El pueblo que se ha ganado a pulso ser huerta de Sevilla, el pueblo del tomate –aquí bautizado como bombón colorao- y de las sandías tan gigantes como sabrosas, ha desembarcado en la capital con su buque insignia gastronómico que es precisamente el Manolo Mayo. La familia de Curro y Fernando, y de sus mujeres, Mari Ángeles y Loli, que ha sido numerosa de toda la vida, constituye a estas alturas del comienzo de la pospandemia una casa de espíritu abierto que ha abierto delegación en Sevilla, en el hotel Bécquer de la Avenida Reyes Católicos.
Lo ha hecho en un momento difícil, quién lo duda, pero en peores plazas han toreado estos hermanos que se criaron en la venta de carretera de su padre y han ido convirtiendo su negocio, sin prisa alguna pero sin pausa, en un referente de la gastronomía andaluza, de esa que no olvida en ningún momento la tradición –ni la honestidad, la cantidad, el trato familiar y el sabor auténtico- pero que tampoco renuncia a la innovación constante y a la oferta variadísima de una carta para la que se necesitan muchas ocasiones, muchísimas, para conocer medio en profundidad.

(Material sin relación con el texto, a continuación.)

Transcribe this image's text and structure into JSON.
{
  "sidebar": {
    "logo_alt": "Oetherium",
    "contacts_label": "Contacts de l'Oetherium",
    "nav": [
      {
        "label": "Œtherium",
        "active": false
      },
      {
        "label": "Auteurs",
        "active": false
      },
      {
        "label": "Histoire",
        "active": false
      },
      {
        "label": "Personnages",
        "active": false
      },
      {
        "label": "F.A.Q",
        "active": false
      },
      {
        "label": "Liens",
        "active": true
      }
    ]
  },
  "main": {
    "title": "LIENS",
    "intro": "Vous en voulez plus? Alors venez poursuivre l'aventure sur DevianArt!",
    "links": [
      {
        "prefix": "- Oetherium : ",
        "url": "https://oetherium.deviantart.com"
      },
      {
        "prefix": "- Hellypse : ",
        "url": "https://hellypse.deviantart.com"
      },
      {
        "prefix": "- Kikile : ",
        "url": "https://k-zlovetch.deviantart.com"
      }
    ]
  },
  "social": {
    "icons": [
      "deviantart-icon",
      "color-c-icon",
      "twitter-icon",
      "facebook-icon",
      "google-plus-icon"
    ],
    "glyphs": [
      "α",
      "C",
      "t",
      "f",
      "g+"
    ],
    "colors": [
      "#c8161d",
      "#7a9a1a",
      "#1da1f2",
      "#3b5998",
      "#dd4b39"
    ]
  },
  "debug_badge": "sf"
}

Con solo la mitad de esa carta tan demandada en toda la provincia –después de ese tránsito de un siglo a otro que supuso la hacienda Santa Clotilde, a mitad de camino- han desembarcado esta semana en Sevilla para demostrar lo que mejor saben: que un restaurante no empieza en su escaparate ni en la nomenclatura de sus platos, sino más mucho más allá, o sea, en sus fogones, en su materia prima y en su personal. Y aquí el Manolo Mayo no viene de nuevas ni a hacer el primo, sino a establecerse en la capital hispalense como paradigma de que un restaurante que se vista por su cocina no viene a pegar el pelotazo, sino a ganarse a la gente por la honestidad de lo que se prueba.
Sin necesidad de ostentación, el Manolo Mayo procede de su propio kilómetro cero gastronómico en todo lo que produce su tierra de origen: seguramente el mejor arroz del mundo, las frutas y hortalizas más exquisitas, el pescado y el marisco de donde alcanza la vista desde el río grande que lo riega todo, la carne que no se casa con nadie y una carta de vinos que crece al son de su curiosidad insaciable.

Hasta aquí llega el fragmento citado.